(1.) THE learned Special Judge, Mandya, in Spl. Case No. 37/91 tried the appellant for the offences punishable under Sections 7 and 13 (1) (d) r/w S. 13 (2) of the Prevention of Corruption Act, (for short 'the Act' ). After analysing the evidence adduced by the prosecution by examining P. Ws. 1 to 8; marked Exs. P-1 to P-14 and M. Os. 1 to 9 and also the evidence of the appellant as D. W. 1 has come to the conclusion that the appellant has committed the offence which was established by the prosecution beyond all reasonable doubt and after hearing both the parties, sentenced the appellant to undergo S. I. for a period of 6 months and to pay a fine of Rs. 200/- in default of payment of fine to undergo S. I. for a further period of 20 days for the offence punishable under S. 7 and also sentenced to undergo S. I. for a period of one year and pay a fine of Rs. 200/- in default to undergo S. I. for a further period of 20 days for the offence punishable under S. 13 (2) of the Act which is assailed in this appeal by the appellant accused.
(2.) HEARD both sides.
(3.) SRI A. H. Bhagavan the learned counsel for appellant at the very outset raised the contention that the sanction accorded as per Ex.
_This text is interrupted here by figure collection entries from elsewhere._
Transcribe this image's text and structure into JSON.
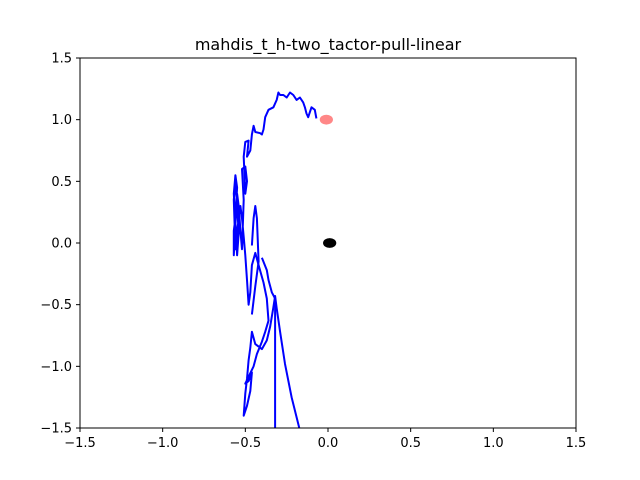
{
  "chart_data": {
    "type": "line",
    "title": "mahdis_t_h-two_tactor-pull-linear",
    "xlabel": "",
    "ylabel": "",
    "xlim": [
      -1.5,
      1.5
    ],
    "ylim": [
      -1.5,
      1.5
    ],
    "grid": false,
    "x_ticks": [
      -1.5,
      -1.0,
      -0.5,
      0.0,
      0.5,
      1.0,
      1.5
    ],
    "y_ticks": [
      -1.5,
      -1.0,
      -0.5,
      0.0,
      0.5,
      1.0,
      1.5
    ],
    "x_tick_labels": [
      "−1.5",
      "−1.0",
      "−0.5",
      "0.0",
      "0.5",
      "1.0",
      "1.5"
    ],
    "y_tick_labels": [
      "−1.5",
      "−1.0",
      "−0.5",
      "0.0",
      "0.5",
      "1.0",
      "1.5"
    ],
    "series": [
      {
        "color": "#0000ff",
        "points": [
          [
            -0.17,
            -1.52
          ],
          [
            -0.22,
            -1.25
          ],
          [
            -0.26,
            -0.98
          ],
          [
            -0.29,
            -0.72
          ],
          [
            -0.31,
            -0.53
          ],
          [
            -0.32,
            -0.43
          ],
          [
            -0.33,
            -0.52
          ],
          [
            -0.35,
            -0.68
          ],
          [
            -0.37,
            -0.79
          ],
          [
            -0.4,
            -0.86
          ],
          [
            -0.44,
            -0.82
          ],
          [
            -0.46,
            -0.72
          ],
          [
            -0.47,
            -0.85
          ],
          [
            -0.48,
            -0.95
          ],
          [
            -0.49,
            -1.1
          ],
          [
            -0.5,
            -1.22
          ],
          [
            -0.51,
            -1.4
          ],
          [
            -0.49,
            -1.32
          ],
          [
            -0.47,
            -1.2
          ],
          [
            -0.46,
            -1.05
          ],
          [
            -0.48,
            -1.12
          ],
          [
            -0.5,
            -1.14
          ],
          [
            -0.45,
            -1.0
          ],
          [
            -0.43,
            -0.9
          ],
          [
            -0.4,
            -0.8
          ],
          [
            -0.38,
            -0.72
          ],
          [
            -0.36,
            -0.63
          ],
          [
            -0.37,
            -0.45
          ],
          [
            -0.39,
            -0.32
          ],
          [
            -0.42,
            -0.18
          ],
          [
            -0.44,
            -0.08
          ],
          [
            -0.46,
            -0.18
          ],
          [
            -0.47,
            -0.4
          ],
          [
            -0.48,
            -0.5
          ],
          [
            -0.49,
            -0.3
          ],
          [
            -0.5,
            -0.1
          ],
          [
            -0.51,
            0.05
          ],
          [
            -0.52,
            0.2
          ],
          [
            -0.53,
            0.3
          ],
          [
            -0.55,
            0.1
          ],
          [
            -0.56,
            -0.05
          ],
          [
            -0.57,
            0.35
          ],
          [
            -0.56,
            0.5
          ],
          [
            -0.55,
            0.3
          ],
          [
            -0.54,
            0.08
          ],
          [
            -0.55,
            -0.1
          ],
          [
            -0.57,
            0.4
          ],
          [
            -0.56,
            0.55
          ],
          [
            -0.55,
            0.45
          ],
          [
            -0.56,
            0.2
          ],
          [
            -0.57,
            0.1
          ],
          [
            -0.57,
            -0.1
          ],
          [
            -0.56,
            0.15
          ],
          [
            -0.55,
            0.4
          ],
          [
            -0.54,
            0.3
          ],
          [
            -0.53,
            0.1
          ],
          [
            -0.52,
            -0.05
          ],
          [
            -0.51,
            0.35
          ],
          [
            -0.52,
            0.6
          ],
          [
            -0.5,
            0.62
          ],
          [
            -0.49,
            0.5
          ],
          [
            -0.5,
            0.4
          ],
          [
            -0.51,
            0.7
          ],
          [
            -0.5,
            0.82
          ],
          [
            -0.48,
            0.83
          ],
          [
            -0.49,
            0.7
          ],
          [
            -0.47,
            0.75
          ],
          [
            -0.46,
            0.88
          ],
          [
            -0.45,
            0.95
          ],
          [
            -0.44,
            0.9
          ],
          [
            -0.41,
            0.89
          ],
          [
            -0.4,
            0.88
          ],
          [
            -0.39,
            0.92
          ],
          [
            -0.38,
            1.02
          ],
          [
            -0.36,
            1.08
          ],
          [
            -0.33,
            1.1
          ],
          [
            -0.31,
            1.16
          ],
          [
            -0.3,
            1.22
          ],
          [
            -0.29,
            1.2
          ],
          [
            -0.27,
            1.2
          ],
          [
            -0.25,
            1.18
          ],
          [
            -0.23,
            1.22
          ],
          [
            -0.21,
            1.2
          ],
          [
            -0.19,
            1.16
          ],
          [
            -0.17,
            1.18
          ],
          [
            -0.15,
            1.14
          ],
          [
            -0.14,
            1.1
          ],
          [
            -0.13,
            1.05
          ],
          [
            -0.12,
            1.02
          ],
          [
            -0.11,
            1.06
          ],
          [
            -0.1,
            1.1
          ],
          [
            -0.08,
            1.08
          ],
          [
            -0.07,
            1.01
          ]
        ]
      },
      {
        "color": "#0000ff",
        "points": [
          [
            -0.32,
            -1.52
          ],
          [
            -0.32,
            -0.45
          ],
          [
            -0.34,
            -0.4
          ],
          [
            -0.36,
            -0.3
          ],
          [
            -0.37,
            -0.22
          ],
          [
            -0.4,
            -0.12
          ]
        ]
      },
      {
        "color": "#0000ff",
        "points": [
          [
            -0.46,
            -0.58
          ],
          [
            -0.44,
            -0.35
          ],
          [
            -0.42,
            -0.15
          ],
          [
            -0.43,
            0.2
          ],
          [
            -0.44,
            0.3
          ],
          [
            -0.45,
            0.2
          ],
          [
            -0.46,
            -0.02
          ]
        ]
      }
    ],
    "markers": [
      {
        "x": -0.01,
        "y": 1.0,
        "rx": 0.04,
        "ry": 0.04,
        "color": "#ff7a7a",
        "opacity": 0.9
      },
      {
        "x": 0.01,
        "y": 0.0,
        "rx": 0.04,
        "ry": 0.04,
        "color": "#000000",
        "opacity": 1.0
      }
    ]
  }
}
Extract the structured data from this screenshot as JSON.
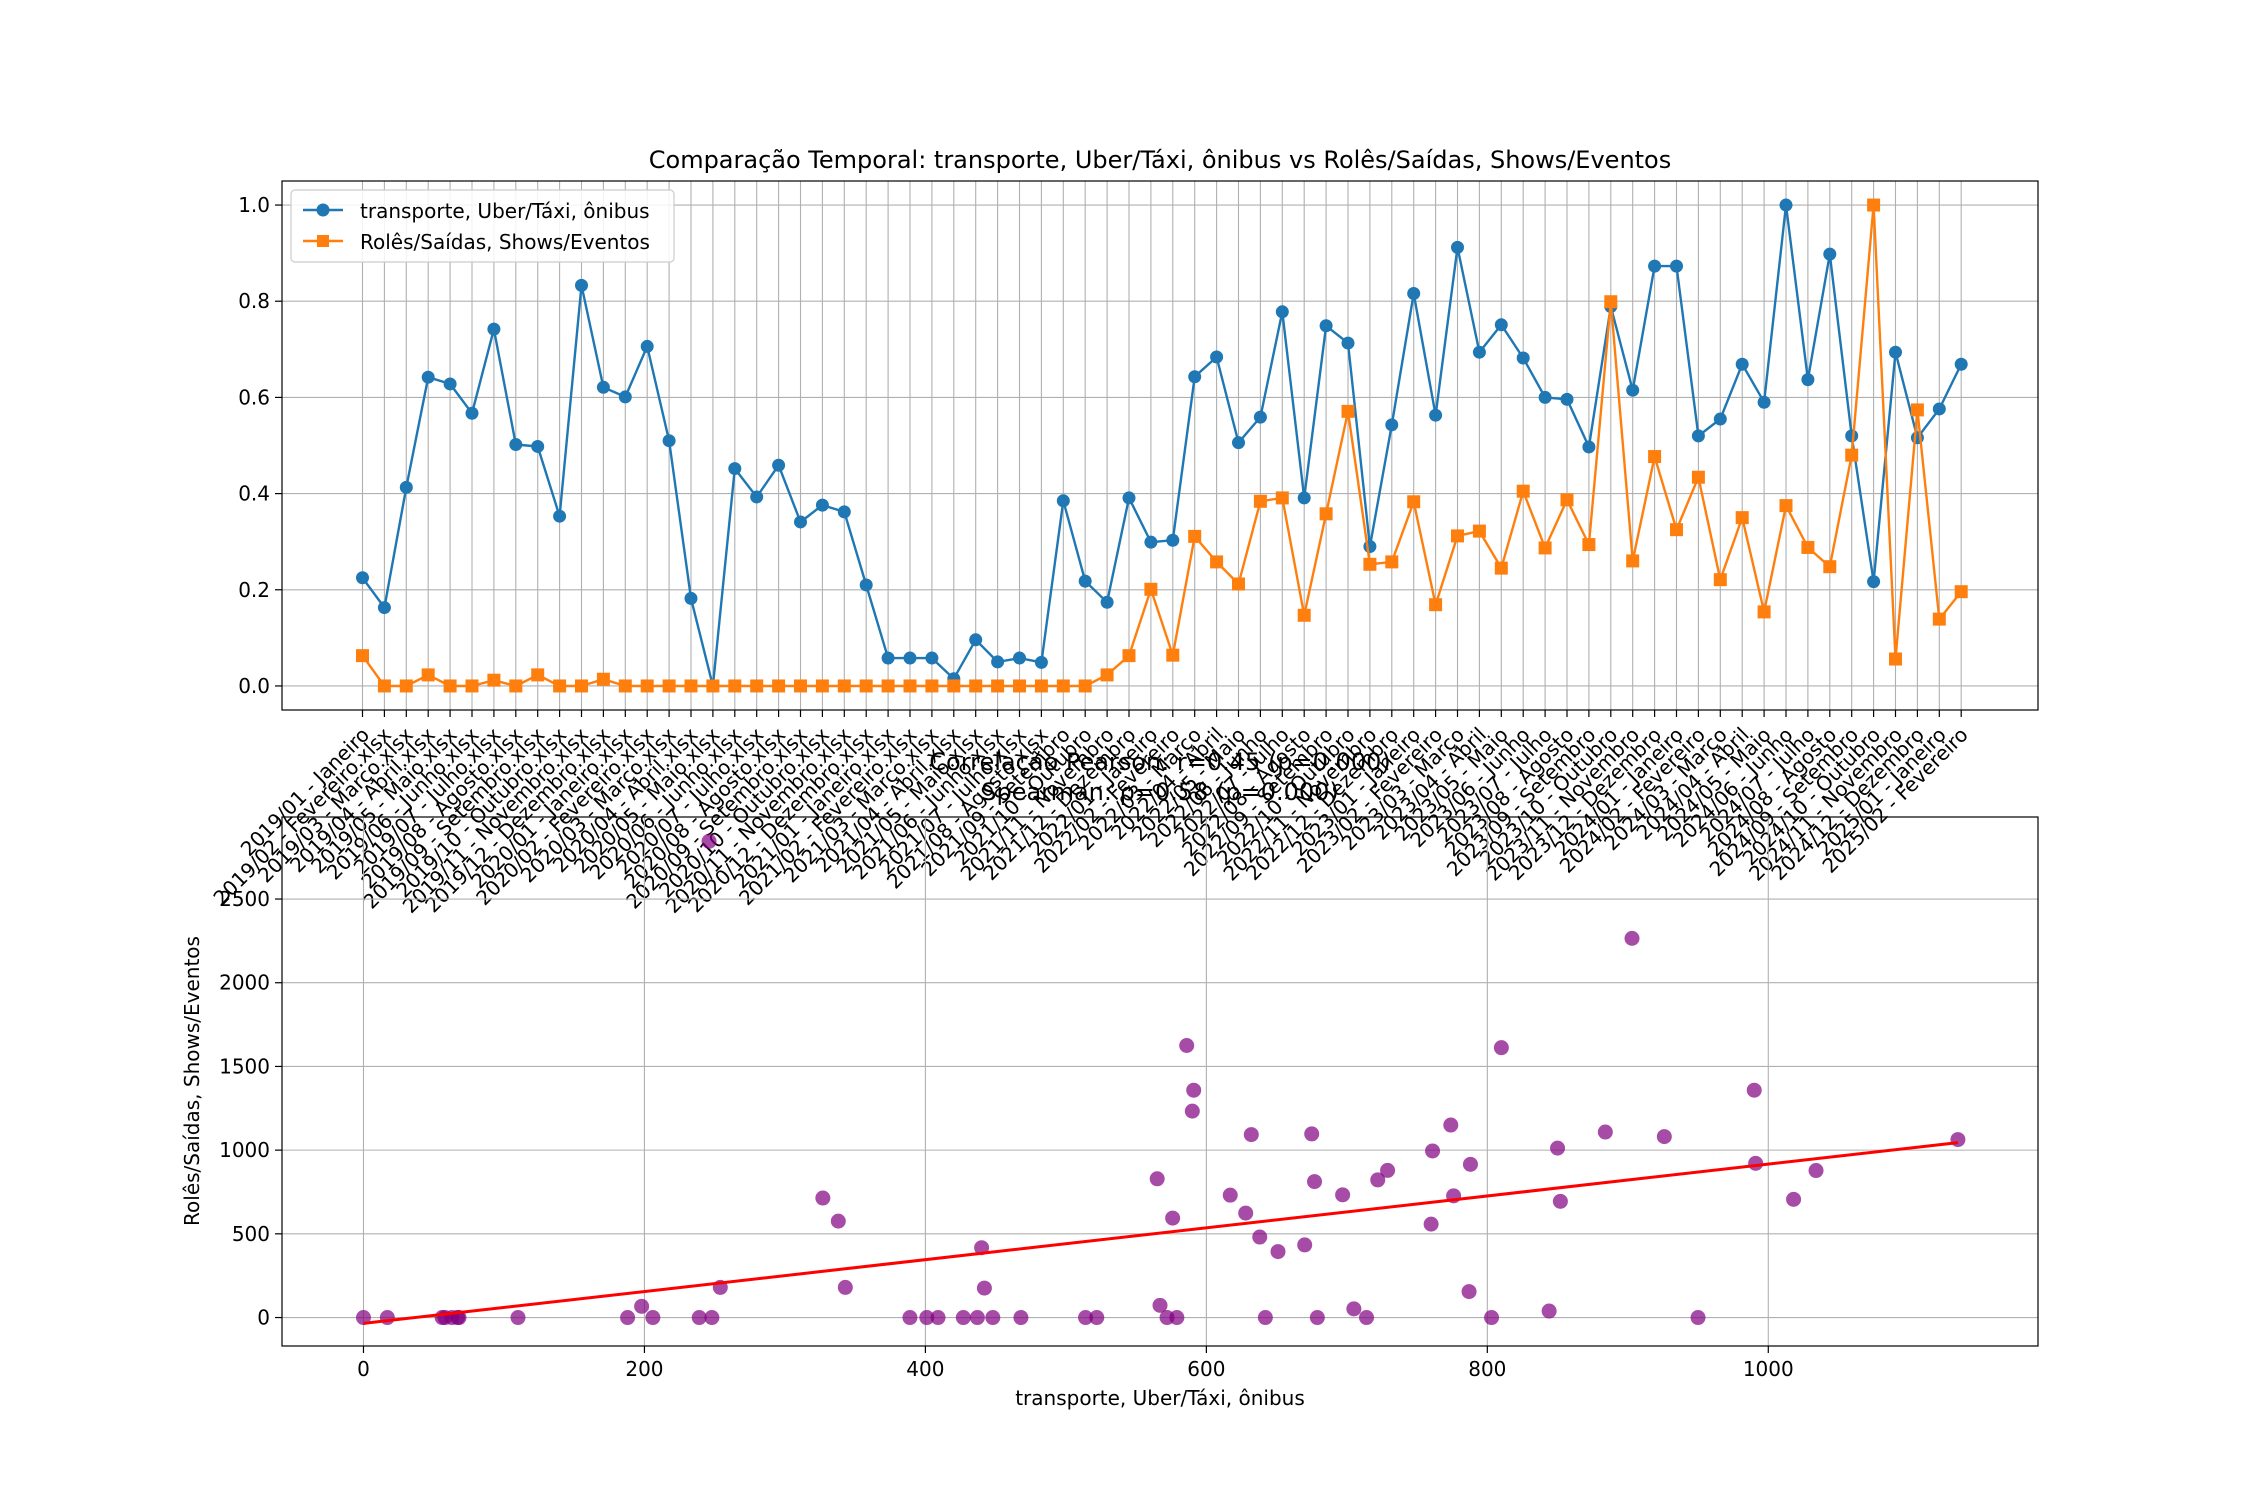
{
  "chart_data": [
    {
      "type": "line",
      "title": "Comparação Temporal: transporte, Uber/Táxi, ônibus vs Rolês/Saídas, Shows/Eventos",
      "xlabel": "",
      "ylabel": "",
      "ylim": [
        -0.05,
        1.05
      ],
      "yticks": [
        "0.0",
        "0.2",
        "0.4",
        "0.6",
        "0.8",
        "1.0"
      ],
      "grid": true,
      "legend_position": "upper-left",
      "categories": [
        "2019/01 - Janeiro",
        "2019/02 - Fevereiro.xlsx",
        "2019/03 - Março.xlsx",
        "2019/04 - Abril.xlsx",
        "2019/05 - Maio.xlsx",
        "2019/06 - Junho.xlsx",
        "2019/07 - Julho.xlsx",
        "2019/08 - Agosto.xlsx",
        "2019/09 - Setembro.xlsx",
        "2019/10 - Outubro.xlsx",
        "2019/11 - Novembro.xlsx",
        "2019/12 - Dezembro.xlsx",
        "2020/01 - Janeiro.xlsx",
        "2020/02 - Fevereiro.xlsx",
        "2020/03 - Março.xlsx",
        "2020/04 - Abril.xlsx",
        "2020/05 - Maio.xlsx",
        "2020/06 - Junho.xlsx",
        "2020/07 - Julho.xlsx",
        "2020/08 - Agosto.xlsx",
        "2020/09 - Setembro.xlsx",
        "2020/10 - Outubro.xlsx",
        "2020/11 - Novembro.xlsx",
        "2020/12 - Dezembro.xlsx",
        "2021/01 - Janeiro.xlsx",
        "2021/02 - Fevereiro.xlsx",
        "2021/03 - Março.xlsx",
        "2021/04 - Abril.xlsx",
        "2021/05 - Maio.xlsx",
        "2021/06 - Junho.xlsx",
        "2021/07 - Julho.xlsx",
        "2021/08 - Agosto.xlsx",
        "2021/09 - Setembro",
        "2021/10 - Outubro",
        "2021/11 - Novembro",
        "2021/12 - Dezembro",
        "2022/01 - Janeiro",
        "2022/02 - Fevereiro",
        "2022/03 - Março",
        "2022/04 - Abril",
        "2022/05 - Maio",
        "2022/06 - Junho",
        "2022/07 - Julho",
        "2022/08 - Agosto",
        "2022/09 - Setembro",
        "2022/10 - Outubro",
        "2022/11 - Novembro",
        "2022/12 - Dezembro",
        "2023/01 - Janeiro",
        "2023/02 - Fevereiro",
        "2023/03 - Março",
        "2023/04 - Abril",
        "2023/05 - Maio",
        "2023/06 - Junho",
        "2023/07 - Julho",
        "2023/08 - Agosto",
        "2023/09 - Setembro",
        "2023/10 - Outubro",
        "2023/11 - Novembro",
        "2023/12 - Dezembro",
        "2024/01 - Janeiro",
        "2024/02 - Fevereiro",
        "2024/03 - Março",
        "2024/04 - Abril",
        "2024/05 - Maio",
        "2024/06 - Junho",
        "2024/07 - Julho",
        "2024/08 - Agosto",
        "2024/09 - Setembro",
        "2024/10 - Outubro",
        "2024/11 - Novembro",
        "2024/12 - Dezembro",
        "2025/01 - Janeiro",
        "2025/02 - Fevereiro"
      ],
      "series": [
        {
          "name": "transporte, Uber/Táxi, ônibus",
          "color": "#1f77b4",
          "marker": "circle",
          "values": [
            0.225,
            0.163,
            0.413,
            0.642,
            0.628,
            0.567,
            0.742,
            0.502,
            0.498,
            0.353,
            0.833,
            0.621,
            0.601,
            0.706,
            0.51,
            0.182,
            0.0,
            0.452,
            0.393,
            0.459,
            0.341,
            0.376,
            0.362,
            0.21,
            0.058,
            0.058,
            0.058,
            0.015,
            0.096,
            0.05,
            0.058,
            0.049,
            0.385,
            0.218,
            0.174,
            0.391,
            0.299,
            0.303,
            0.643,
            0.684,
            0.506,
            0.559,
            0.778,
            0.391,
            0.749,
            0.713,
            0.29,
            0.543,
            0.816,
            0.563,
            0.912,
            0.694,
            0.751,
            0.682,
            0.6,
            0.596,
            0.497,
            0.789,
            0.615,
            0.873,
            0.873,
            0.52,
            0.555,
            0.669,
            0.59,
            1.0,
            0.637,
            0.898,
            0.52,
            0.217,
            0.694,
            0.516,
            0.576,
            0.669
          ]
        },
        {
          "name": "Rolês/Saídas, Shows/Eventos",
          "color": "#ff7f0e",
          "marker": "square",
          "values": [
            0.063,
            0.0,
            0.0,
            0.023,
            0.0,
            0.0,
            0.012,
            0.0,
            0.023,
            0.0,
            0.0,
            0.014,
            0.0,
            0.0,
            0.0,
            0.0,
            0.0,
            0.0,
            0.0,
            0.0,
            0.0,
            0.0,
            0.0,
            0.0,
            0.0,
            0.0,
            0.0,
            0.0,
            0.0,
            0.0,
            0.0,
            0.0,
            0.0,
            0.0,
            0.023,
            0.063,
            0.201,
            0.064,
            0.311,
            0.258,
            0.212,
            0.384,
            0.391,
            0.147,
            0.358,
            0.571,
            0.253,
            0.258,
            0.383,
            0.169,
            0.312,
            0.322,
            0.245,
            0.405,
            0.287,
            0.387,
            0.294,
            0.799,
            0.26,
            0.477,
            0.325,
            0.434,
            0.221,
            0.35,
            0.154,
            0.375,
            0.288,
            0.248,
            0.48,
            1.0,
            0.056,
            0.574,
            0.139,
            0.196
          ]
        }
      ]
    },
    {
      "type": "scatter",
      "title": "Correlação Pearson: r=0.45 (p=0.000)\nSpearman: ρ=0.58 (p=0.000)",
      "xlabel": "transporte, Uber/Táxi, ônibus",
      "ylabel": "Rolês/Saídas, Shows/Eventos",
      "xlim": [
        -58,
        1192
      ],
      "ylim": [
        -170,
        2990
      ],
      "xticks": [
        0,
        200,
        400,
        600,
        800,
        1000
      ],
      "yticks": [
        0,
        500,
        1000,
        1500,
        2000,
        2500
      ],
      "grid": true,
      "point_color": "#800080",
      "trend_color": "#ff0000",
      "trend_line": {
        "x": [
          0,
          1135
        ],
        "y": [
          -35,
          1045
        ]
      },
      "x": [
        0,
        17,
        56,
        58,
        63,
        67,
        68,
        110,
        188,
        198,
        206,
        239,
        246,
        248,
        254,
        327,
        338,
        343,
        389,
        401,
        409,
        427,
        437,
        440,
        442,
        448,
        468,
        514,
        522,
        565,
        567,
        572,
        576,
        579,
        586,
        590,
        591,
        617,
        628,
        632,
        638,
        642,
        651,
        670,
        675,
        677,
        679,
        697,
        705,
        714,
        722,
        729,
        760,
        761,
        774,
        776,
        787,
        788,
        803,
        810,
        844,
        850,
        852,
        884,
        903,
        926,
        950,
        990,
        991,
        1018,
        1034,
        1135
      ],
      "y": [
        0,
        0,
        0,
        0,
        0,
        0,
        0,
        0,
        0,
        67,
        0,
        0,
        2845,
        0,
        180,
        714,
        576,
        180,
        0,
        0,
        0,
        0,
        0,
        417,
        176,
        0,
        0,
        0,
        0,
        829,
        73,
        0,
        594,
        0,
        1625,
        1233,
        1358,
        731,
        624,
        1093,
        481,
        0,
        394,
        434,
        1097,
        812,
        0,
        733,
        52,
        0,
        822,
        879,
        558,
        995,
        1150,
        727,
        155,
        915,
        0,
        1612,
        39,
        1012,
        694,
        1108,
        2265,
        1081,
        0,
        1358,
        921,
        706,
        878,
        1063
      ]
    }
  ]
}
P-14 is not issued by a competent person and there is no application of mind. Therefore, the appeal deserves to be allowed on that ground itself. In support of that argument, he also placed reliance on the Judgment of this Court in H. Munianjanappa v. State, (Crl. P. 2546/199) dt. 31-3-97 wherein this Court has held that the Under-Secretary to the Government of Karnataka is not a competent authority to issue sanction order and on that ground itself the criminal petition was allowed and the proceedings were quashed. He also placed reliance on a Judgment of this Court in J. S. Sathyanarayana (Deceased) by L. Rs. v. State by Inspector of Police, Karnataka Lokayukta, Madikeri, (2000) 5 Kant LJ 17 wherein this Court has held that existence of valid sanction is pre-requisite or condition precedent for the prosecution. . . . . . . it necessarily follows that if the sanction order is held to be bad in law that it will vitiate the entire proceeding. The consequences of quashing of the sanction order would be that the entire proceeding is vitiated and it necessarily follows therefore that the convictions and sentences recorded against the two appellants who were the two accused before the trial Court will necessarily have to be set aside.